Electrosynthesis of Atomically Precise Au Nanoclusters

Abstract

Innovation in synthesis methodologies is crucial for advancing the discovery of new materials. This work reports the electrosynthesis of a [Au₁₃(4-^tBuPhC≡C)₂(Dppe)₅]Cl₃ nanocluster (Au₁₃ NC) protected by alkynyl and phosphine ligands.

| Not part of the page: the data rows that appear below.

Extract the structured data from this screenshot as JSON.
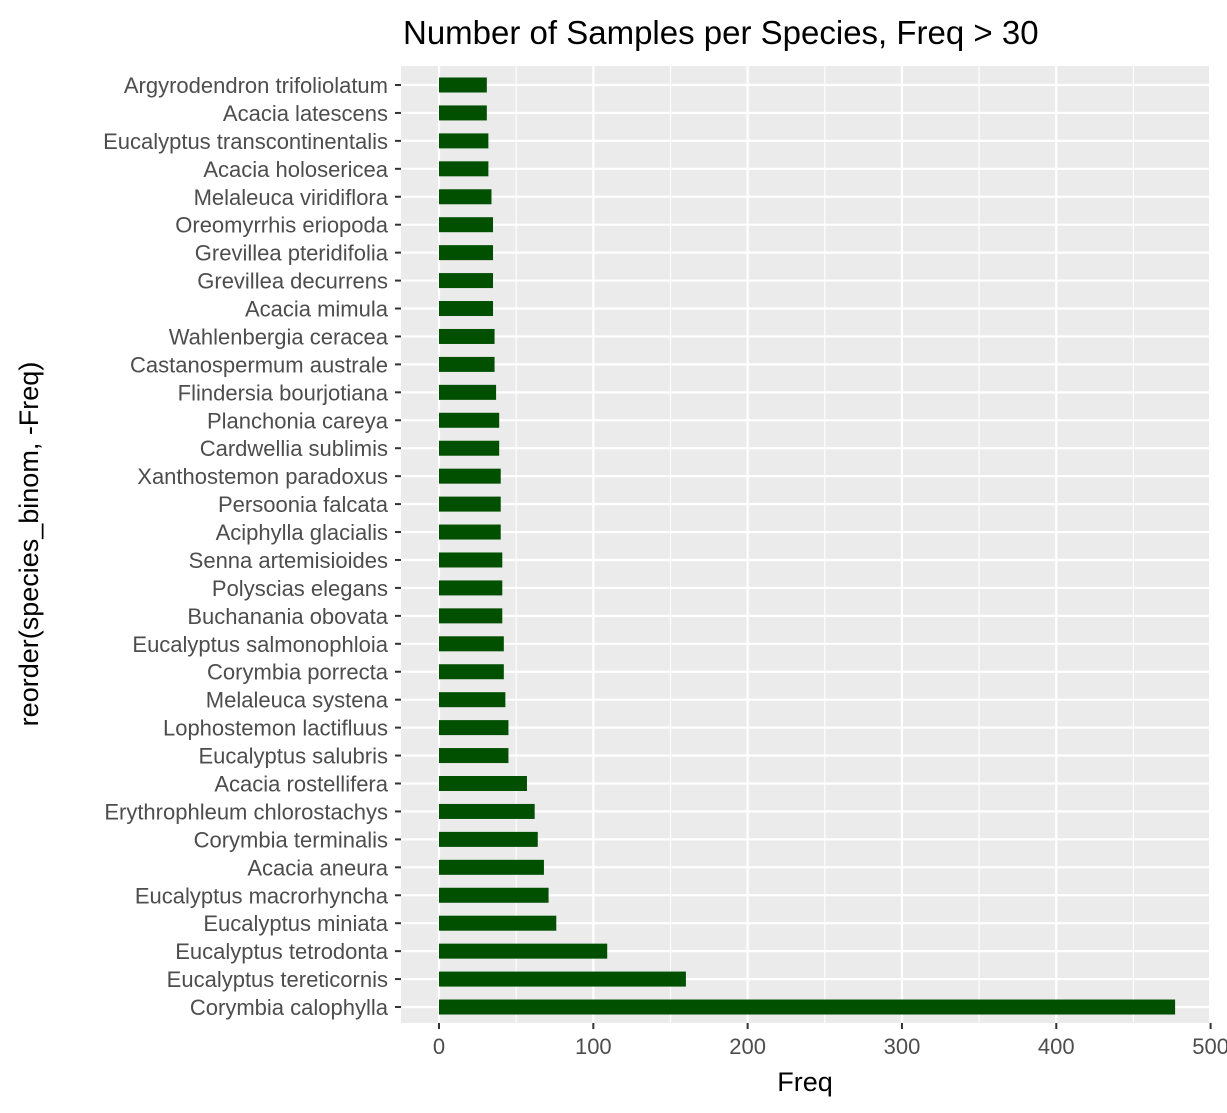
{
  "chart_data": {
    "type": "bar",
    "orientation": "horizontal",
    "title": "Number of Samples per Species, Freq > 30",
    "xlabel": "Freq",
    "ylabel": "reorder(species_binom, -Freq)",
    "xlim": [
      0,
      500
    ],
    "xticks": [
      0,
      100,
      200,
      300,
      400,
      500
    ],
    "grid": true,
    "bar_color": "#005000",
    "panel_background": "#ebebeb",
    "grid_color": "#ffffff",
    "categories": [
      "Argyrodendron trifoliolatum",
      "Acacia latescens",
      "Eucalyptus transcontinentalis",
      "Acacia holosericea",
      "Melaleuca viridiflora",
      "Oreomyrrhis eriopoda",
      "Grevillea pteridifolia",
      "Grevillea decurrens",
      "Acacia mimula",
      "Wahlenbergia ceracea",
      "Castanospermum australe",
      "Flindersia bourjotiana",
      "Planchonia careya",
      "Cardwellia sublimis",
      "Xanthostemon paradoxus",
      "Persoonia falcata",
      "Aciphylla glacialis",
      "Senna artemisioides",
      "Polyscias elegans",
      "Buchanania obovata",
      "Eucalyptus salmonophloia",
      "Corymbia porrecta",
      "Melaleuca systena",
      "Lophostemon lactifluus",
      "Eucalyptus salubris",
      "Acacia rostellifera",
      "Erythrophleum chlorostachys",
      "Corymbia terminalis",
      "Acacia aneura",
      "Eucalyptus macrorhyncha",
      "Eucalyptus miniata",
      "Eucalyptus tetrodonta",
      "Eucalyptus tereticornis",
      "Corymbia calophylla"
    ],
    "values": [
      31,
      31,
      32,
      32,
      34,
      35,
      35,
      35,
      35,
      36,
      36,
      37,
      39,
      39,
      40,
      40,
      40,
      41,
      41,
      41,
      42,
      42,
      43,
      45,
      45,
      57,
      62,
      64,
      68,
      71,
      76,
      109,
      160,
      477
    ]
  }
}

From simple precursor, HAuCl₄ and ligands, the whole synthesis is driven by a constant potential in single electrolytic cell. X-ray crystallography determines its total structure. Control experiments, cyclic voltammetry, Proton Nuclear Magnetic Resonance (¹H NMR), gas chromatography, and other characterizations demonstrate that a critical tetranuclear Au(I) complex defines the electrochemical redox behavior of the reaction solution. The critical role of a base (e.g., triethylamine) is to suppress the hydrogen evolution reaction at the cathode, paving the way for the reduction of Au ions. To resolve the problem of over-reduction and deposition of Au on the cathode, pulsed electrolysis, which is specific to electrosynthesis is employed. It significantly improves the reaction rate and the isolated yield of Au₁₃. To extend the application scope, another four NCs protected by different ligands, [Au₁₃(4-FPhC≡C)₂(Dppe)₅]Cl₃, [Au₈(2-CF₃PhC≡C)₂(Dppp)₄](PF₆)₂, [Au₁₁(Dppp)₅]Cl₃, and [Au₈(SC₂H₄Ph)₂(Dppp)₄]Cl₂ are synthesized electrochemically, demonstrating the versatility of the strategy.